If you're dealing with a linked list, then removal by index is going to
perform poorly whichever end you start at, and there will be better
performance starting at the beginning (top-down) than the end (bottom-up).
A better way than using an index from either end would be to iterate through
the list by reference, so that removal operations have constant order.
[...]
This method is however not from me. Armin Zingler came with it I thought
about 3 years ago in the Visual Basic newsgroup, where all what is showed
now in this newsgroup was showed before that.

I hate to tell you this, but the question of removing elements from an
indexed array is so old, it's unlikely anyone could say who "came with it".
Neither your method nor mine is from either of us, nor originally from Armin
Zingler (whoever he is) and that fact goes without saying. These concepts
predate .NET, Windows, and the PC.
Now nobody active in the Visual Basic newsgroup will think on other than
bottom up methods for these problems, while they did before this top down,
with all those work around methods showed here.

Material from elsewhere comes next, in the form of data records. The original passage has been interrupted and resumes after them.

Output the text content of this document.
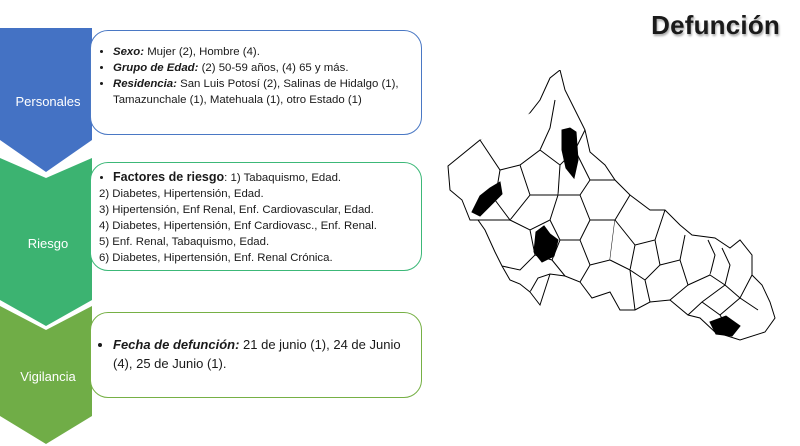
Defunción
Personales
Riesgo
Vigilancia
• Sexo: Mujer (2), Hombre (4).
• Grupo de Edad: (2) 50-59 años, (4) 65 y más.
• Residencia: San Luis Potosí (2), Salinas de Hidalgo (1), Tamazunchale (1), Matehuala (1), otro Estado (1)
• Factores de riesgo: 1) Tabaquismo, Edad.
2) Diabetes, Hipertensión, Edad.
3) Hipertensión, Enf Renal, Enf. Cardiovascular, Edad.
4) Diabetes, Hipertensión, Enf Cardiovasc., Enf. Renal.
5) Enf. Renal, Tabaquismo, Edad.
6) Diabetes, Hipertensión, Enf. Renal Crónica.
• Fecha de defunción: 21 de junio (1), 24 de Junio (4), 25 de Junio (1).
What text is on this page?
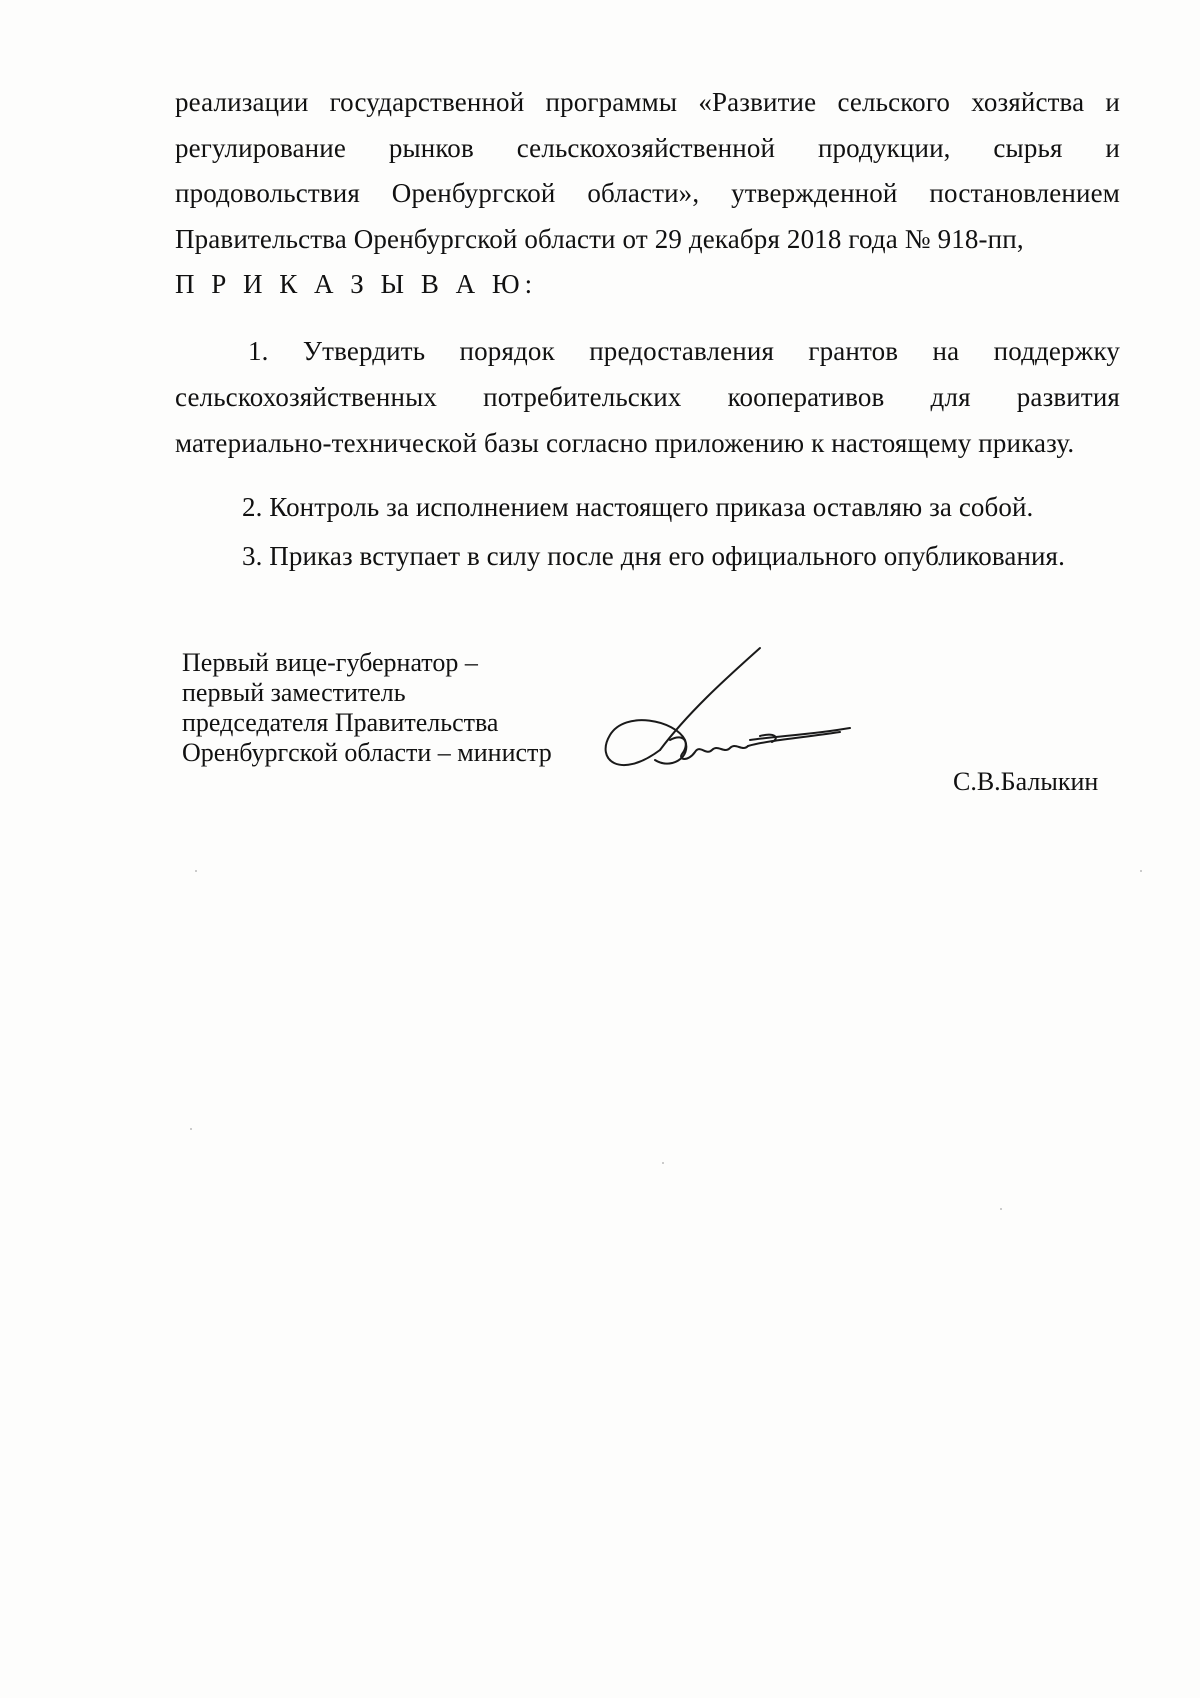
реализации государственной программы «Развитие сельского хозяйства и регулирование рынков сельскохозяйственной продукции, сырья и продовольствия Оренбургской области», утвержденной постановлением Правительства Оренбургской области от 29 декабря 2018 года № 918-пп,
П Р И К А З Ы В А Ю:
1. Утвердить порядок предоставления грантов на поддержку сельскохозяйственных потребительских кооперативов для развития материально-технической базы согласно приложению к настоящему приказу.
2. Контроль за исполнением настоящего приказа оставляю за собой.
3. Приказ вступает в силу после дня его официального опубликования.
Первый вице-губернатор –
первый заместитель
председателя Правительства
Оренбургской области – министр
С.В.Балыкин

What work-around methods? The correct top-down method is equivalent to the
bottom-up method, and carries with it no greater degree of "work-around"
than the bottom-up method.

If "nobody active in the Visual Basic newsgroup will think on other than
bottom up methods for these problems", then that's because nobody in that
newsgroup understands that in programming, one size does not fit all. In
reality, I doubt your assertion is true, but if it is, it's only proof of
one-dimensional thinking, rather than the validity of your claim that one
method is better than the other.

Pete
 
Peter said:
Just to be ornery, I'll point out that I like top down better:

int i = 0
while (i < mycollection.Count)
{
if (!whatever)
{
i++;
continue;
}
mycollection.RemoveAt(i);
}


:)

(I actually do like that better, because the code is IMHO more readable; too
many "minuses" and "offsets by one" in the bottom up version for my tastes)

Pete

Top-down or bottom-up, either way you have to worry. Top-down can
easily produce a hairy starting fencepost error because it's less
commonly used. Bottom-up can produce nastier logic errors on removal.

Imho, the DictionaryEntry<> should provide a "Remove" method that
abstracts away the hairiness of iteration/removal from a dict.
Likewise for lists, exposing a ListEntries enumerator that iterates
across ListEntry<> objects that provide a similar feature.